Speaking of proselytic shysters, am I the only one who finds it baffling that it’s always the conservatives who take up a religious stance in this world? Why is it that nearly every conservative will leap to the defence of religion when the subject is brought up? Given the consequences of binding oneself or an entire nation to a single religion, what would they have to gain from a staunchly religious stance? Perhaps many conservative politicians only look to religion as a lucrative source of both votes and money, further invoking the human cynicism towards religious faith in the modern world. It might also be possible that religion has become something associated with “the Man”, and in America, nothing exemplifies this more than the presence of the slogan “one nation under God”, which has been a right-wing byword since the 1950’s.

one nation under god

And then, you have the problem of disseminating faith to the next generation. A good reason why religion still survives is because it’s been passed down from generation to generation, but the problem here is that many only believe because they’ve been brought up to believe, and in the Western world, most kids are still brought up on the smoke and mirrors of conservative Christian social values. If given a choice, I think that most kids wouldn’t give a damn about God. I know for a fact that I didn’t until the brief time in which I went to church.

For me, the future of faith is a very bleak one, but that’s only because faith and religion are generally seen by the ignorant masses as one and the same. I think it might also have something to do with the fact that religion isn’t exactly relevant to most people’s lives. If people didn’t judge each other over what they believe, most people wouldn’t even bother cosying up to Christian values, and if religious values have to be kept alive through fear, judgmentalism and paranoid politics, then just how true is our faith in God?

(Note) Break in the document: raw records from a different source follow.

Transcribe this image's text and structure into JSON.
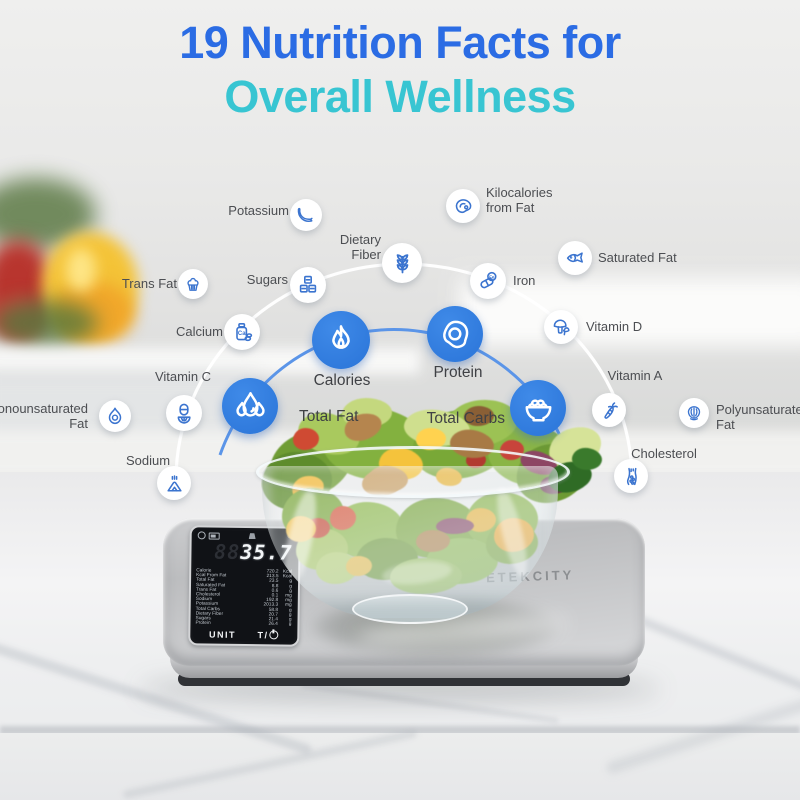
{
  "title": {
    "line1": "19 Nutrition Facts for",
    "line2": "Overall Wellness"
  },
  "colors": {
    "title_blue": "#2b6ce4",
    "title_teal": "#38c5d2",
    "icon_blue": "#3b74cf",
    "circle_blue": "#2e7ce2",
    "label_gray": "#4c4e52",
    "arc_white": "#ffffff",
    "arc_blue": "#5b95e8"
  },
  "nutrients": {
    "ring": [
      {
        "id": "potassium",
        "icon": "banana-icon",
        "lines": [
          "Potassium"
        ]
      },
      {
        "id": "kilocalories-from-fat",
        "icon": "meat-icon",
        "lines": [
          "Kilocalories",
          "from Fat"
        ]
      },
      {
        "id": "dietary-fiber",
        "icon": "wheat-icon",
        "lines": [
          "Dietary",
          "Fiber"
        ]
      },
      {
        "id": "sugars",
        "icon": "sugar-cubes-icon",
        "lines": [
          "Sugars"
        ]
      },
      {
        "id": "trans-fat",
        "icon": "cupcake-icon",
        "lines": [
          "Trans Fat"
        ]
      },
      {
        "id": "iron",
        "icon": "iron-pill-icon",
        "lines": [
          "Iron"
        ]
      },
      {
        "id": "saturated-fat",
        "icon": "fish-icon",
        "lines": [
          "Saturated Fat"
        ]
      },
      {
        "id": "calcium",
        "icon": "calcium-jar-icon",
        "lines": [
          "Calcium"
        ]
      },
      {
        "id": "vitamin-d",
        "icon": "mushroom-icon",
        "lines": [
          "Vitamin D"
        ]
      },
      {
        "id": "vitamin-c",
        "icon": "capsule-orange-icon",
        "lines": [
          "Vitamin C"
        ]
      },
      {
        "id": "vitamin-a",
        "icon": "carrot-icon",
        "lines": [
          "Vitamin A"
        ]
      },
      {
        "id": "monounsaturated-fat",
        "icon": "avocado-icon",
        "lines": [
          "Monounsaturated",
          "Fat"
        ]
      },
      {
        "id": "polyunsaturated-fat",
        "icon": "walnut-icon",
        "lines": [
          "Polyunsaturated",
          "Fat"
        ]
      },
      {
        "id": "sodium",
        "icon": "salt-icon",
        "lines": [
          "Sodium"
        ]
      },
      {
        "id": "cholesterol",
        "icon": "artery-icon",
        "lines": [
          "Cholesterol"
        ]
      }
    ],
    "main": [
      {
        "id": "calories",
        "icon": "flame-icon",
        "lines": [
          "Calories"
        ]
      },
      {
        "id": "protein",
        "icon": "egg-icon",
        "lines": [
          "Protein"
        ]
      },
      {
        "id": "total-fat",
        "icon": "water-drops-icon",
        "lines": [
          "Total Fat"
        ]
      },
      {
        "id": "total-carbs",
        "icon": "rice-bowl-icon",
        "lines": [
          "Total Carbs"
        ]
      }
    ]
  },
  "scale": {
    "brand": "ETEKCITY",
    "buttons": {
      "unit": "UNIT",
      "tare_prefix": "T/"
    },
    "display": {
      "ghost": "88",
      "reading": "35.7",
      "unit": "oz",
      "rows": [
        {
          "name": "Calorie",
          "value": "720.2",
          "unit": "Kcal"
        },
        {
          "name": "Kcal From Fat",
          "value": "213.5",
          "unit": "Kcal"
        },
        {
          "name": "Total Fat",
          "value": "23.5",
          "unit": "g"
        },
        {
          "name": "Saturated Fat",
          "value": "8.8",
          "unit": "g"
        },
        {
          "name": "Trans Fat",
          "value": "0.6",
          "unit": "g"
        },
        {
          "name": "Cholesterol",
          "value": "0.1",
          "unit": "mg"
        },
        {
          "name": "Sodium",
          "value": "192.8",
          "unit": "mg"
        },
        {
          "name": "Potassium",
          "value": "2013.3",
          "unit": "mg"
        },
        {
          "name": "Total Carbs",
          "value": "58.8",
          "unit": "g"
        },
        {
          "name": "Dietary Fiber",
          "value": "20.7",
          "unit": "g"
        },
        {
          "name": "Sugars",
          "value": "21.4",
          "unit": "g"
        },
        {
          "name": "Protein",
          "value": "26.4",
          "unit": "g"
        }
      ]
    }
  }
}
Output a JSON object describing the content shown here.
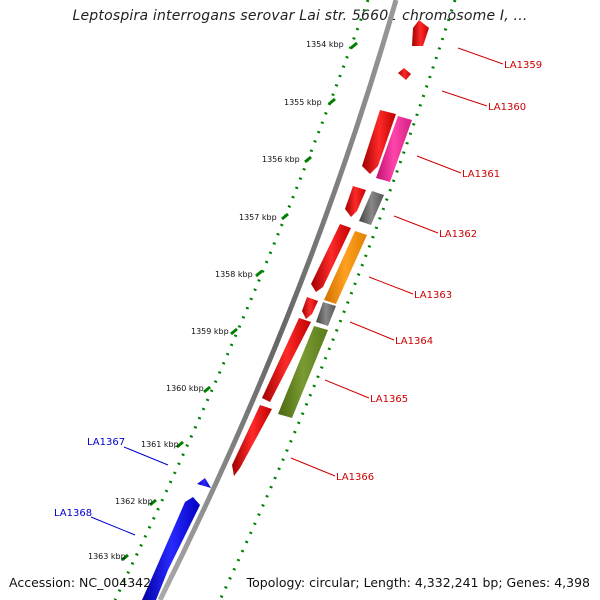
{
  "title": "Leptospira interrogans serovar Lai str. 56601 chromosome I, ...",
  "accession": "Accession: NC_004342",
  "topology": "Topology: circular; Length: 4,332,241 bp; Genes: 4,398",
  "kbp_ticks": [
    "1354 kbp",
    "1355 kbp",
    "1356 kbp",
    "1357 kbp",
    "1358 kbp",
    "1359 kbp",
    "1360 kbp",
    "1361 kbp",
    "1362 kbp",
    "1363 kbp"
  ],
  "genes": [
    {
      "name": "LA1359",
      "strand": "forward",
      "color": "#cc0000"
    },
    {
      "name": "LA1360",
      "strand": "forward",
      "color": "#cc0000"
    },
    {
      "name": "LA1361",
      "strand": "forward",
      "color": "#cc0000"
    },
    {
      "name": "LA1362",
      "strand": "forward",
      "color": "#cc0000"
    },
    {
      "name": "LA1363",
      "strand": "forward",
      "color": "#cc0000"
    },
    {
      "name": "LA1364",
      "strand": "forward",
      "color": "#cc0000"
    },
    {
      "name": "LA1365",
      "strand": "forward",
      "color": "#cc0000"
    },
    {
      "name": "LA1366",
      "strand": "forward",
      "color": "#cc0000"
    },
    {
      "name": "LA1367",
      "strand": "reverse",
      "color": "#0000cc"
    },
    {
      "name": "LA1368",
      "strand": "reverse",
      "color": "#0000cc"
    }
  ],
  "colors": {
    "forward_cds": "#ff0000",
    "reverse_cds": "#0000ff",
    "backbone": "#888888",
    "gc_ticks": "#008000",
    "cog_pink": "#ff3399",
    "cog_gray": "#666666",
    "cog_orange": "#ff9900",
    "cog_olive": "#6b8e23"
  }
}
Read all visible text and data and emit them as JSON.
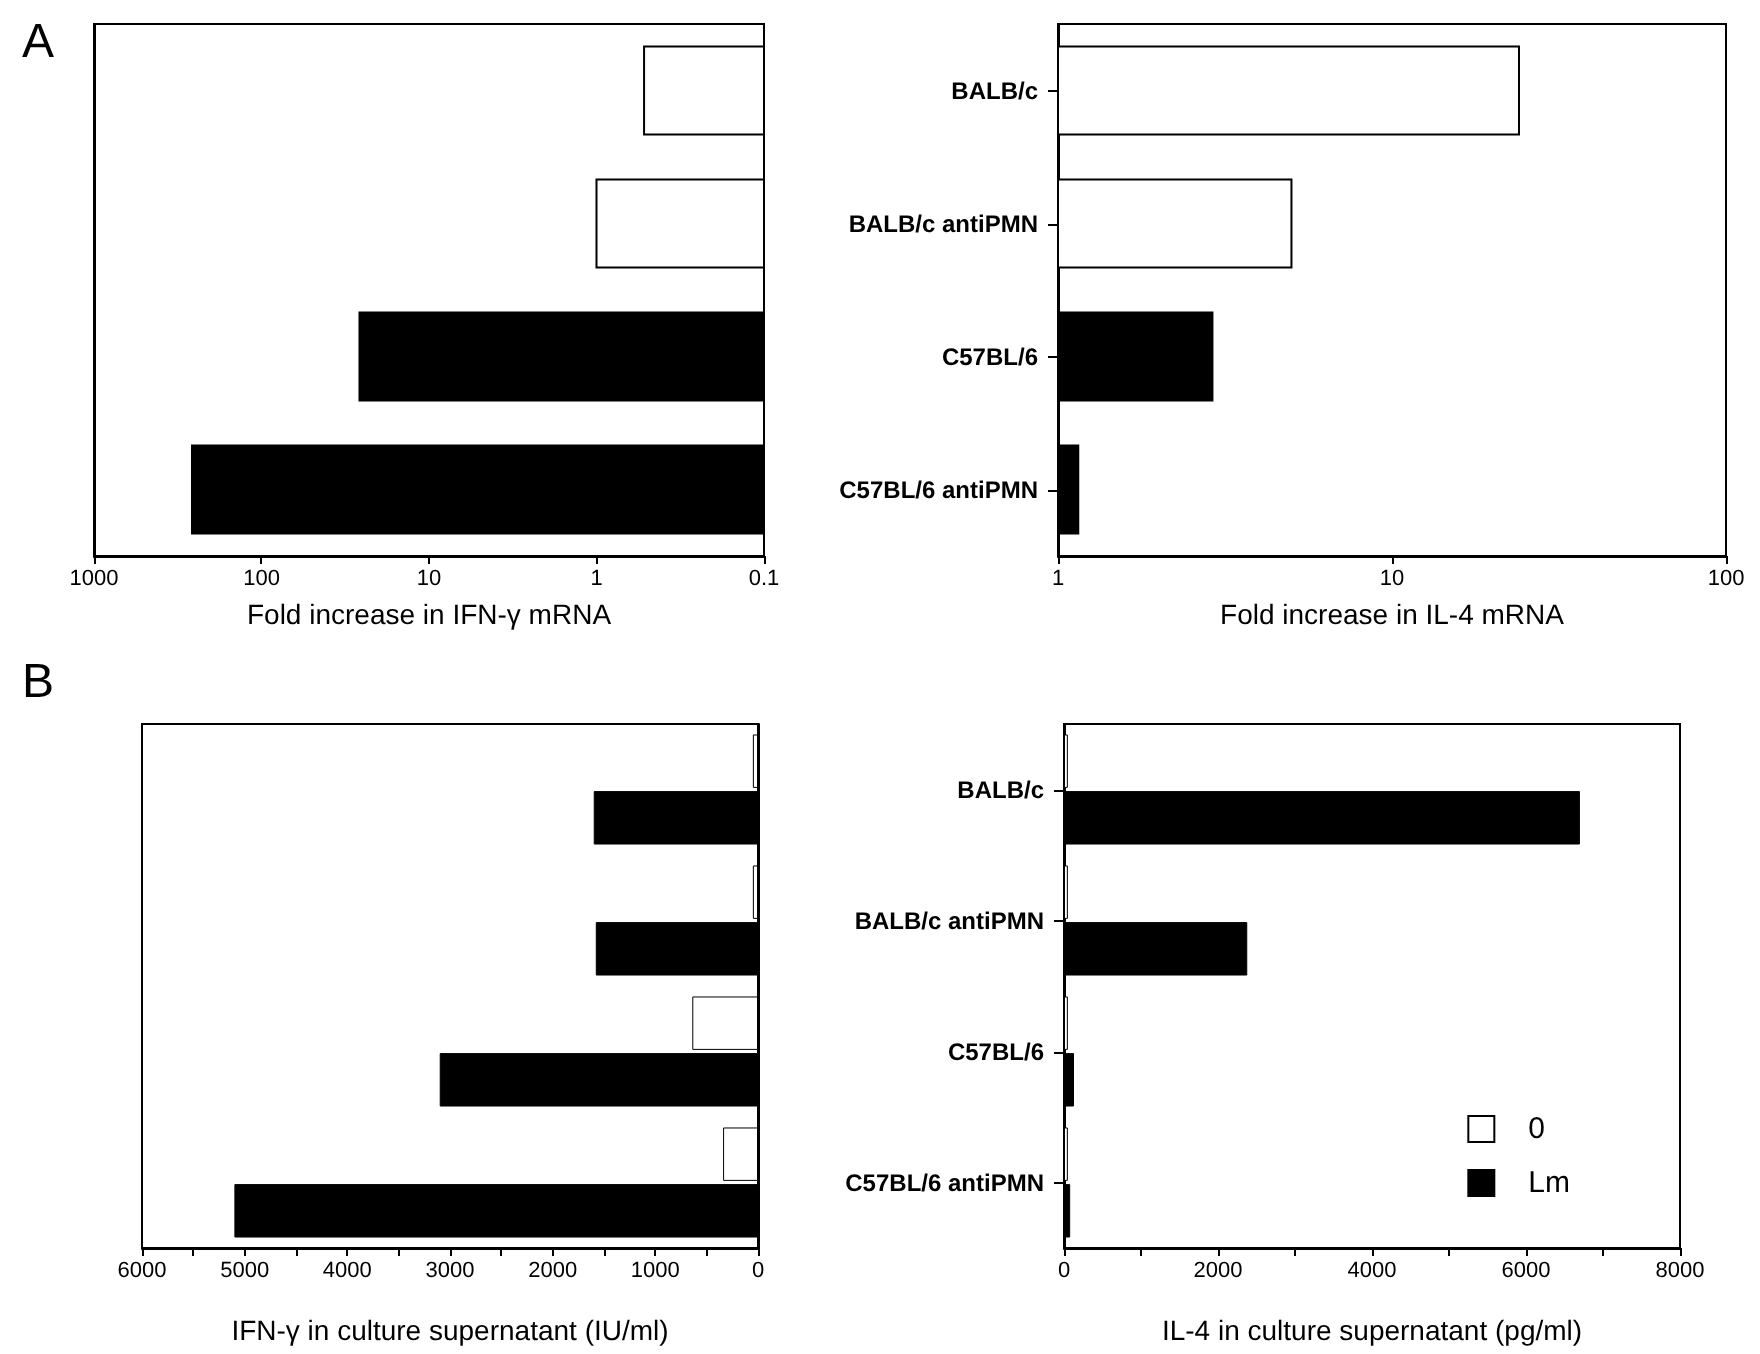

Despite what I’ve said in this article, this doesn’t just apply to Christianity. In fact, it can be applied to any world religion, just that I feel Christianity, particularly Protestant Christianity, is the religion that typifies this trend more than any other, and that particular religion has set a very bad example for other world religions. If the idea of faith is to have any future, then I think we need to rethink the way we see it, and by that I mean we should stop seeing faith as a matter for the whole of society. Instead, I think faith should be a matter of the individual. After all, what we believe ultimately comes down to our feelings and choices. If we continue going with the flow of pernicious sermonizing under the guise of morality, then religion is only doomed to lose yet more meaning in the eyes of many, and when it does finally die, it will die a very undignified death.